A State Comptroller report released Sunday says Israel is not prepared for the challenges of an aging population. The report says no multi-year, system-wide plan has been formulated, and although some decisions have been taken for older adults, implementation has remained limited and problematic. The review was conducted alongside similar reports being prepared in other European countries.
A major section focuses on the National Insurance Institute. According to the report, 90% of frail elderly people receive care at home through caregivers employed by nursing companies paid by National Insurance. That covers about 30% of retirement-age adults, or roughly 400,000 people. The comptroller says the 2018 nursing reform harmed the institute’s long-term financial stability, raising annual nursing spending from 7 billion shekels before the reform to about 21 billion shekels in 2025. If nothing changes dramatically, National Insurance will enter a cash-flow deficit in 2035 and will not be able to meet all its legal obligations without additional funding.
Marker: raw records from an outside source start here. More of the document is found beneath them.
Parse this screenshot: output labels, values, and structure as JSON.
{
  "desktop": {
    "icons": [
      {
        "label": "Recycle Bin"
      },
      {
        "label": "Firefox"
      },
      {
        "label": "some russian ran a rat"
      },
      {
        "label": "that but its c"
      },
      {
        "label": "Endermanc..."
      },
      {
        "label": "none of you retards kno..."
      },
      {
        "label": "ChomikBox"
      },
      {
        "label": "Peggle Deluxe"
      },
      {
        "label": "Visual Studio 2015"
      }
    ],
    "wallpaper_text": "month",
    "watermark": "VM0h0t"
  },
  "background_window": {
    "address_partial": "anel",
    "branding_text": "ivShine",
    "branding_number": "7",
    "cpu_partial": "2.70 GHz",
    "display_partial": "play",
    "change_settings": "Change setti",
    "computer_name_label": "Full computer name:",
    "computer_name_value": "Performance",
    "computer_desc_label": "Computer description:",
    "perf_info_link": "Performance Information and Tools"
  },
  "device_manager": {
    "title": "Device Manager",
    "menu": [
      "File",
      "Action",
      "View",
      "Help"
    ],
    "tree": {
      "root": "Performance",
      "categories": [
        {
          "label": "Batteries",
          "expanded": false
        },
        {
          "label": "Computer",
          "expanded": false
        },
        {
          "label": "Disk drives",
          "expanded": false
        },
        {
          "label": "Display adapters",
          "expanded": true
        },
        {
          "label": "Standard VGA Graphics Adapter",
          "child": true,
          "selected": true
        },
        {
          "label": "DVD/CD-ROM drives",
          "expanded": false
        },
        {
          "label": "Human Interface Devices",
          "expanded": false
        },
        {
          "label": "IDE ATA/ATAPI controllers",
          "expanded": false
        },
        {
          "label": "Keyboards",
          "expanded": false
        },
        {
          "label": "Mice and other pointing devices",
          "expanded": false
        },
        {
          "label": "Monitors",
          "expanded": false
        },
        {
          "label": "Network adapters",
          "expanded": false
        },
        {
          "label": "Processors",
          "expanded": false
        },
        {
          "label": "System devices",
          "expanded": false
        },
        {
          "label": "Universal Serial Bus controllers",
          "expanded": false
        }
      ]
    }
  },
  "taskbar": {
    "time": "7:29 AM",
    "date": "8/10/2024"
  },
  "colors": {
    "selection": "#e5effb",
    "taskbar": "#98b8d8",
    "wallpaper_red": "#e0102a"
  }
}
The report also says the social-economic cabinet has not discussed National Insurance’s balance or long-term stability in recent years, despite three actuarial reports finding the situation worse than previously thought and advancing the expected depletion date of the fund. In June 2025, the Finance Ministry, National Insurance and others formed an interministerial team on the nursing benefit, which met 12 times but had not published recommendations by the end of the audit. The comptroller adds that National Insurance does not conduct annual monitoring of benefit recipients, and that insufficient oversight exists over payments to family members serving as substitute caregivers.
On retirement policy, the report says Israel lacks an orderly government policy to prepare citizens for retirement, and labor-force participation among older adults is low. The retirement age for men remains 67, while women’s retirement age rose from 62 to 65, despite a 15% increase in life expectancy to 81.4 for men and 85.5 for women. Among ages 67 to 74, participation stands at 22.3% for women and 35.4% for men, below the 2030 targets of 28.5% and 43.5%. The report also cites a 16% drop in geriatric hospital beds from 2020 to 2023, near-flat growth in geriatric doctors at 0.86 per 1,000 people aged 65 to 75, and failures in health-promotion and frailty-prevention efforts.
The comptroller says none of the strategic directions for dealing with aging has been fully implemented, and that cooperation between ministries is only moderate or worse. It notes that 35% of officials interviewed did not know about the mapping process, and says the advisory public council for senior citizens has not functioned since 2021 and has had no new members appointed since August 2023, leaving it effectively nonexistent in practice. Comptroller Matanyahu Englman said, "Population aging is one of the central challenges facing the State of Israel. Providing an adequate response to the older population is a moral and values-based obligation."